During recent strikes, student advocates have brought to light the effect tuition hikes may have on Concordia’s student services, as the university loses out-of-province students and the income generated from their tuition. Indigenous faculty and staff fear a potential cut in the services offered to Indigenous students.
“We believe that these tuition hikes are catastrophic,” said Manon Tremblay, Senior Director of the Office of Indigenous Directions (OID) and Plains Cree from Muskeg Lake Cree Nation. “And not just from an institutional budget standpoint. They’re catastrophic in terms of our ability to offer students a unique experience.”
While Concordia does not have specific data about Indigenous students, the OID estimates that about 30 per cent of them are out-of-province.
“If we don’t get those numbers of students, then we’re going to have a small population,” said Allan Vicaire, Senior Advisor of the Office of Indigenous Directions and Mi’kmaq from Listuguj, Quebec. “It doesn’t enrich the campus and the community at Otsenhákta [Student Center]. I worry about that. I worry about the future of Indigenous education within Quebec.”
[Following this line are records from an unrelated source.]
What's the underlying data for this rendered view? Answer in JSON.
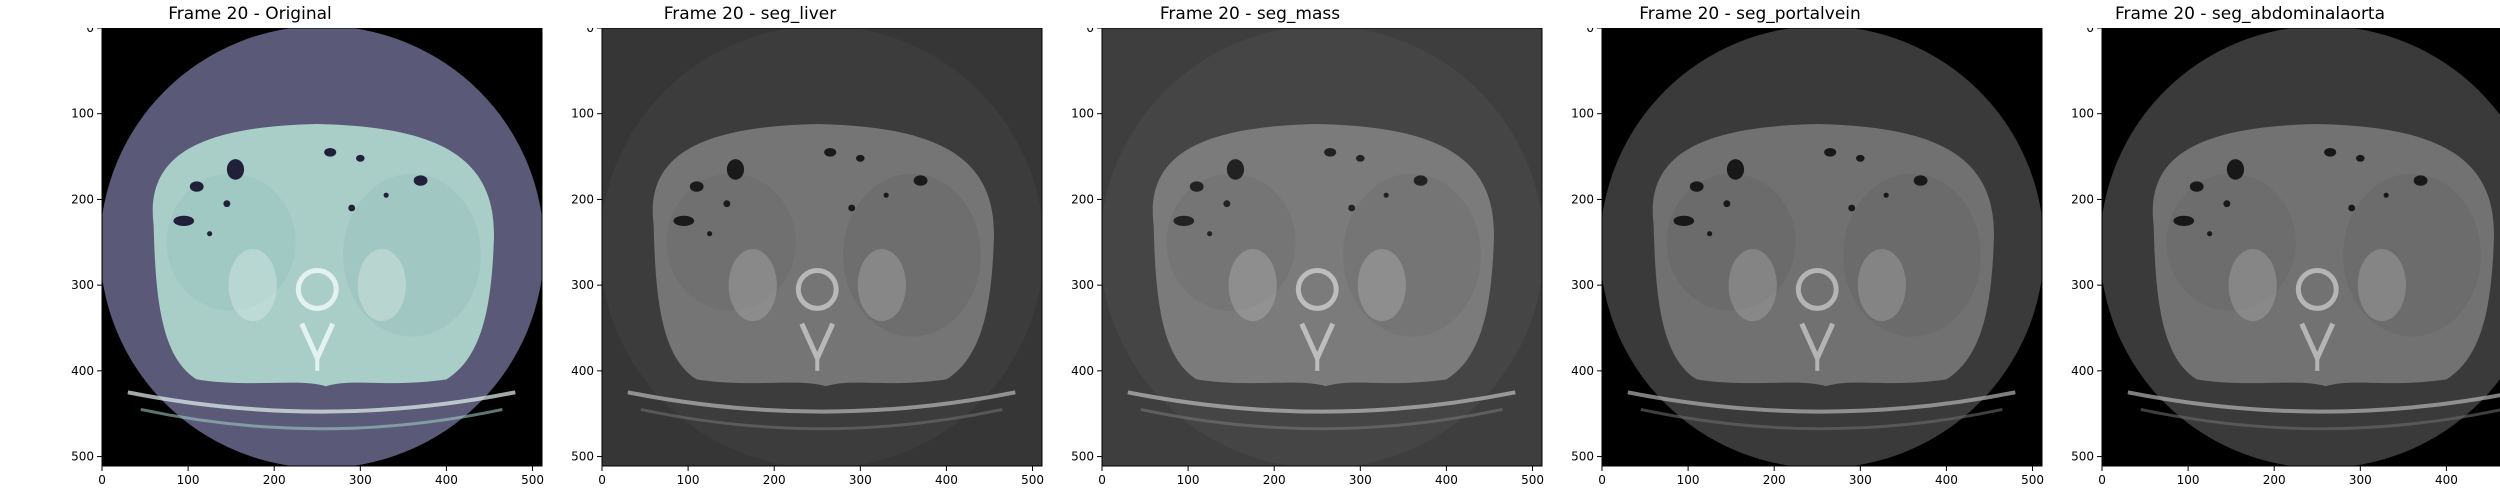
{
  "panels": [
    {
      "title": "Frame 20 - Original",
      "colormap": "bone",
      "bg": "#000000",
      "disc": "#5a5a78",
      "body": "#a9cec8",
      "tissue": "#9ec7c0",
      "dark": "#20203a",
      "bone": "#e4f2ef"
    },
    {
      "title": "Frame 20 - seg_liver",
      "colormap": "gray",
      "bg": "#363636",
      "disc": "#3c3c3c",
      "body": "#757575",
      "tissue": "#6e6e6e",
      "dark": "#1a1a1a",
      "bone": "#b8b8b8"
    },
    {
      "title": "Frame 20 - seg_mass",
      "colormap": "gray",
      "bg": "#3e3e3e",
      "disc": "#454545",
      "body": "#7b7b7b",
      "tissue": "#747474",
      "dark": "#222222",
      "bone": "#bdbdbd"
    },
    {
      "title": "Frame 20 - seg_portalvein",
      "colormap": "gray",
      "bg": "#000000",
      "disc": "#3a3a3a",
      "body": "#717171",
      "tissue": "#6a6a6a",
      "dark": "#181818",
      "bone": "#b4b4b4"
    },
    {
      "title": "Frame 20 - seg_abdominalaorta",
      "colormap": "gray",
      "bg": "#000000",
      "disc": "#3a3a3a",
      "body": "#727272",
      "tissue": "#6b6b6b",
      "dark": "#181818",
      "bone": "#b5b5b5"
    }
  ],
  "axes": {
    "x_ticks": [
      "0",
      "100",
      "200",
      "300",
      "400",
      "500"
    ],
    "y_ticks": [
      "0",
      "100",
      "200",
      "300",
      "400",
      "500"
    ],
    "xlim": [
      0,
      511
    ],
    "ylim": [
      511,
      0
    ]
  }
}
According to Vicaire, this diversity in students and experiences is crucial in the effort to decolonize Concordia and other anglophone universities in Quebec.
“We’re attracting all these wonderful Indigenous youth, First Nations, Inuit and Métis youth, and that’s why this is able to progress,” he said. “So when we have those students coming out-of-province, they’re bringing a richness and pushing the agenda for the Indigenous Directions Action Plan.”
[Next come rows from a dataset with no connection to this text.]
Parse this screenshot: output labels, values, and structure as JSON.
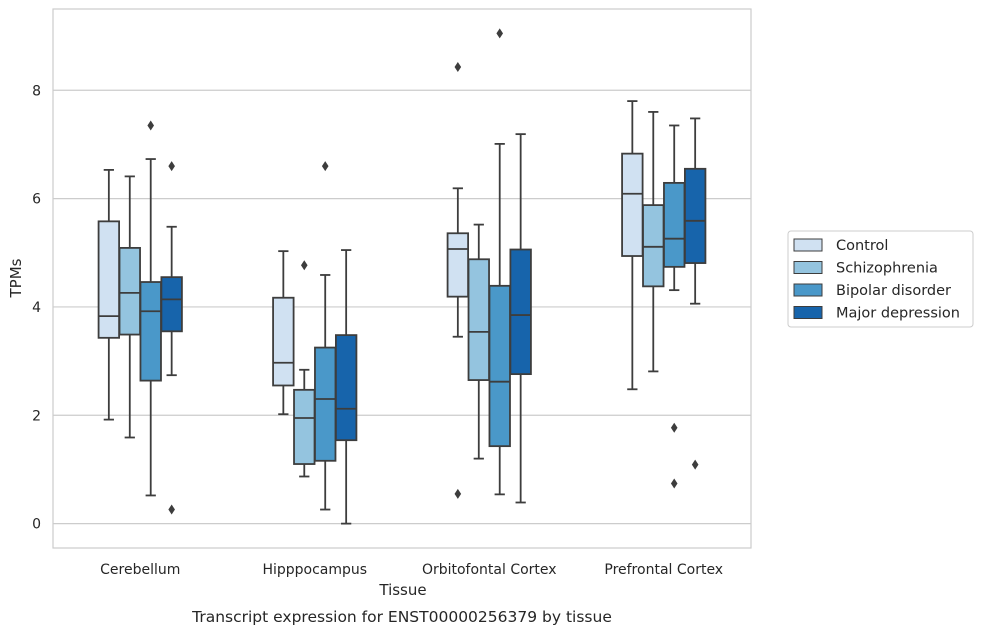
{
  "chart_data": {
    "type": "box",
    "caption": "Transcript expression for ENST00000256379 by tissue",
    "xlabel": "Tissue",
    "ylabel": "TPMs",
    "ylim": [
      -0.45,
      9.5
    ],
    "yticks": [
      0,
      2,
      4,
      6,
      8
    ],
    "grid": "horizontal",
    "legend_position": "right",
    "categories": [
      "Cerebellum",
      "Hipppocampus",
      "Orbitofontal Cortex",
      "Prefrontal Cortex"
    ],
    "series": [
      {
        "name": "Control",
        "color": "#d0e1f2",
        "boxes": [
          {
            "whisker_low": 1.92,
            "q1": 3.43,
            "median": 3.83,
            "q3": 5.58,
            "whisker_high": 6.53,
            "outliers": []
          },
          {
            "whisker_low": 2.02,
            "q1": 2.55,
            "median": 2.97,
            "q3": 4.17,
            "whisker_high": 5.03,
            "outliers": []
          },
          {
            "whisker_low": 3.45,
            "q1": 4.19,
            "median": 5.07,
            "q3": 5.36,
            "whisker_high": 6.19,
            "outliers": [
              8.43,
              0.55
            ]
          },
          {
            "whisker_low": 2.48,
            "q1": 4.94,
            "median": 6.09,
            "q3": 6.83,
            "whisker_high": 7.8,
            "outliers": []
          }
        ]
      },
      {
        "name": "Schizophrenia",
        "color": "#94c4df",
        "boxes": [
          {
            "whisker_low": 1.59,
            "q1": 3.49,
            "median": 4.26,
            "q3": 5.09,
            "whisker_high": 6.41,
            "outliers": []
          },
          {
            "whisker_low": 0.87,
            "q1": 1.1,
            "median": 1.95,
            "q3": 2.47,
            "whisker_high": 2.84,
            "outliers": [
              4.77
            ]
          },
          {
            "whisker_low": 1.2,
            "q1": 2.65,
            "median": 3.54,
            "q3": 4.88,
            "whisker_high": 5.52,
            "outliers": []
          },
          {
            "whisker_low": 2.81,
            "q1": 4.38,
            "median": 5.11,
            "q3": 5.88,
            "whisker_high": 7.6,
            "outliers": []
          }
        ]
      },
      {
        "name": "Bipolar disorder",
        "color": "#4a98c9",
        "boxes": [
          {
            "whisker_low": 0.52,
            "q1": 2.64,
            "median": 3.92,
            "q3": 4.46,
            "whisker_high": 6.73,
            "outliers": [
              7.35
            ]
          },
          {
            "whisker_low": 0.26,
            "q1": 1.16,
            "median": 2.3,
            "q3": 3.25,
            "whisker_high": 4.59,
            "outliers": [
              6.6
            ]
          },
          {
            "whisker_low": 0.54,
            "q1": 1.43,
            "median": 2.62,
            "q3": 4.39,
            "whisker_high": 7.01,
            "outliers": [
              9.05
            ]
          },
          {
            "whisker_low": 4.31,
            "q1": 4.74,
            "median": 5.26,
            "q3": 6.29,
            "whisker_high": 7.35,
            "outliers": [
              1.77,
              0.74
            ]
          }
        ]
      },
      {
        "name": "Major depression",
        "color": "#1764ab",
        "boxes": [
          {
            "whisker_low": 2.74,
            "q1": 3.55,
            "median": 4.14,
            "q3": 4.55,
            "whisker_high": 5.48,
            "outliers": [
              6.6,
              0.26
            ]
          },
          {
            "whisker_low": 0.0,
            "q1": 1.54,
            "median": 2.12,
            "q3": 3.48,
            "whisker_high": 5.05,
            "outliers": []
          },
          {
            "whisker_low": 0.39,
            "q1": 2.76,
            "median": 3.85,
            "q3": 5.06,
            "whisker_high": 7.19,
            "outliers": []
          },
          {
            "whisker_low": 4.06,
            "q1": 4.81,
            "median": 5.59,
            "q3": 6.55,
            "whisker_high": 7.48,
            "outliers": [
              1.09
            ]
          }
        ]
      }
    ]
  }
}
Tremblay fears the hikes will encourage Indigenous students to stay in their own province or study in other provinces instead. The announcement of the tuition hikes came right after universities in Ontario, including University of Toronto and University of Waterloo, announced that they will offer free tuition to Indigenous students from communities around their campuses, and in-province tuition rates for Indigenous students throughout Canada.
Catherine Richardson Kineweskwêw, director of the First Peoples Studies program and member of the Métis Nation of British Columbia with Cree and Gwichʼin ancestry, said the language requirements accompanying the tuition hikes will create additional barriers for Indigenous students.
“Why don’t we forefront Indigenous languages?” she said. “Quebec had two layers of colonization [French and English]. Whenever you impose a colonial European language, it’s always Indigenous people that suffer.”
Tremblay believes Indigenous students will not appreciate this obligation to learn French during their time at university.
“Asking them to learn another colonial language, that’s not going to go down very well,” she said. “We are in a situation of catastrophic language loss for our own languages. Obviously people will counter by saying that if I have to put my back into learning another language, it’s going to be my own ancestral language, not another colonial one.”
The OID is working on scholarship offerings for out-of-province Indigenous students, but they still have little information in terms of what a post-tuition hike budget will look like.
“The picture is still very unclear,” Tremblay said. “There’s going to be cuts, that’s obvious, and I think everybody knows that. Where those cuts are going to be, I don’t know.”
For Cheyenne Henry, manager of the Otsenhákta Student Centre and Anishinaabe from Roseau River First Nation, it is important that the university continues to focus on decolonization.
“With the changes that are forthcoming, tuition increases and the potential reduction of out-of-province students to the institution, those are big things that are on the table now,” she said. “But despite that, there still needs to be the commitment to Indigenous students and indigenizing these spaces.”